I was driving on the highway yesterday, 92 degrees out. Open road for the most part. I'd been sitting and idling for a while waiting to pick my daughter up from soccer practice in the A/C. When we left we were in some city, stop & go traffic, then hit the highway. I was rolling along at about 60 mph and put the pedal down to pass. I had zero turbo boost. The gauge didn't move. Pegged at 0, and the car felt very sluggish. I was going to pull to the shoulder but was in a bit of traffic, so kept going keeping my foot out of the pedal. I was able to maintain speed but there was no, and I mean no available power to quickly increase speed.
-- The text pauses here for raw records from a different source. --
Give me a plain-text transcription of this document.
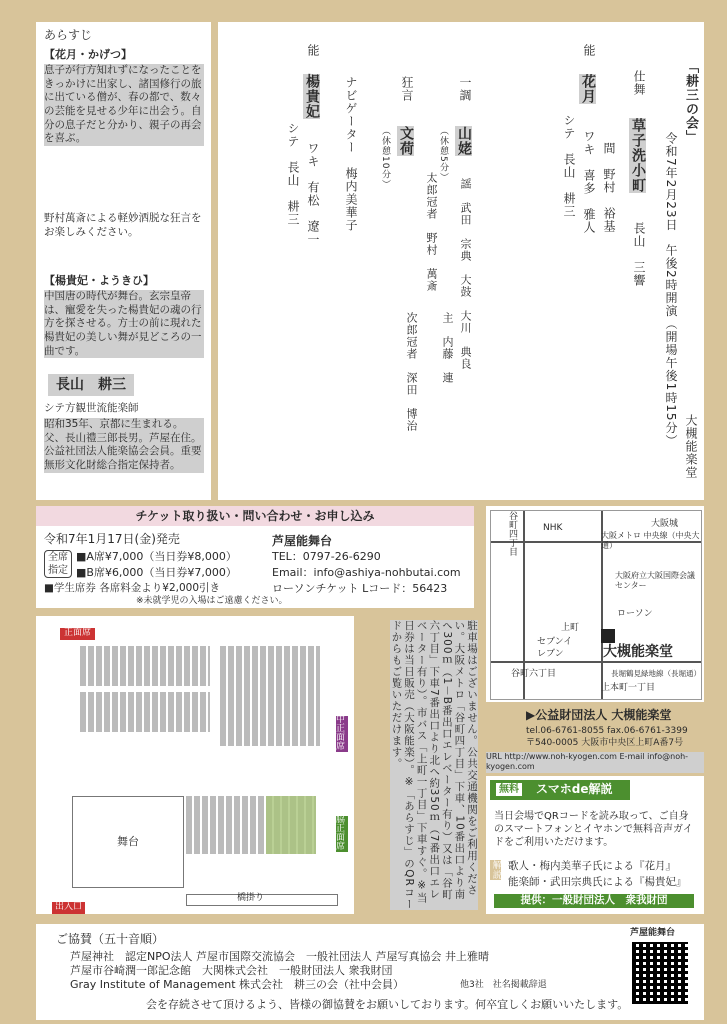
あらすじ
【花月・かげつ】
息子が行方知れずになったことをきっかけに出家し、諸国修行の旅に出ている僧が、春の都で、数々の芸能を見せる少年に出会う。自分の息子だと分かり、親子の再会を喜ぶ。
野村萬斎による軽妙洒脱な狂言をお楽しみください。
【楊貴妃・ようきひ】
中国唐の時代が舞台。玄宗皇帝は、寵愛を失った楊貴妃の魂の行方を探させる。方士の前に現れた楊貴妃の美しい舞が見どころの一曲です。
長山　耕三
シテ方観世流能楽師
昭和35年、京都に生まれる。父、長山禮三郎長男。芦屋在住。公益社団法人能楽協会会員。重要無形文化財総合指定保持者。
「耕三の会」
令和7年2月23日
午後2時開演（開場午後1時15分） 大槻能楽堂
仕舞
草子洗小町
長山　三響
能
花月
シテ　長山　耕三 ワキ　喜多　雅人 間　野村　裕基
一調
山姥
謡　武田　宗典　大鼓　大川　典良
（休憩5分）
狂言
文荷
太郎冠者　野村　萬斎
主　内藤　連
次郎冠者　深田　博治
（休憩10分）
能
楊貴妃
シテ　長山　耕三 ワキ　有松　遼一 ナビゲーター　梅内美華子
チケット取り扱い・問い合わせ・お申し込み
令和7年1月17日(金)発売
全席指定
■A席¥7,000（当日券¥8,000）
■B席¥6,000（当日券¥7,000）
■学生席券 各席料金より¥2,000引き
※未就学児の入場はご遠慮ください。
芦屋能舞台
TEL：0797-26-6290
Email：info@ashiya-nohbutai.com
ローソンチケット Lコード：56423
谷町四丁目
NHK	大阪城
大阪メトロ 中央線（中央大通）
大阪府立大阪国際会議センター
ローソン
上町
セブンイレブン	大槻能楽堂
谷町六丁目
上本町一丁目
長堀鶴見緑地線（長堀通）
▶公益財団法人 大槻能楽堂
tel.06-6761-8055 fax.06-6761-3399
〒540-0005 大阪市中央区上町A番7号
URL http://www.noh-kyogen.com E-mail info@noh-kyogen.com
正面席
中正面席
脇正面席
舞台
橋掛り
出入口
駐車場はございません。公共交通機関をご利用ください。大阪メトロ「谷町四丁目」下車、10番出口より南へ300ｍ（1－B番出口エレベーター有り）又は「谷町六丁目」下車7番出口より北へ約350ｍ（7番出口エレベーター有り）。市バス「上町一丁目」下車すぐ。※当日券は当日販売（大阪能楽）。※「あらすじ」のQRコードからもご覧いただけます。
無料 スマホde解説
当日会場でQRコードを読み取って、ご自身のスマートフォンとイヤホンで無料音声ガイドをご利用いただけます。
解説 歌人・梅内美華子氏による『花月』
能楽師・武田宗典氏による『楊貴妃』
提供：一般財団法人　衆我財団
ご協賛（五十音順）
芦屋神社　認定NPO法人 芦屋市国際交流協会　一般社団法人 芦屋写真協会 井上雅晴
芦屋市谷崎潤一郎記念館　大関株式会社　一般財団法人 衆我財団
Gray Institute of Management 株式会社　耕三の会（社中会員）	他3社　社名掲載辞退
会を存続させて頂けるよう、皆様の御協賛をお願いしております。何卒宜しくお願いいたします。
芦屋能舞台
After about a minute of that, I felt the turbo come back. I tested it out and it felt fine and resumed normal driving. It went out again about 10 minutes later but again came back. The car ran normally after that for the remainder of our 45 minute ride. (had to drop one of her teammates off) Inexplicable.

I'm embarrassed to say my air filter was long overdue for replacement, and I put a new K&N in when I got home. (wasn't sure if this could influence this issue or not) I have not been able to replicate the problem. No engine light came on. No warning lights. I've read about the possibility of the charge pipe popping off which seems to be a common occurrence, but if that were the problem I obviously wouldn't have returned to normal operation.

Any ideas?

Sorry for the long post but wanted to describe the best I can.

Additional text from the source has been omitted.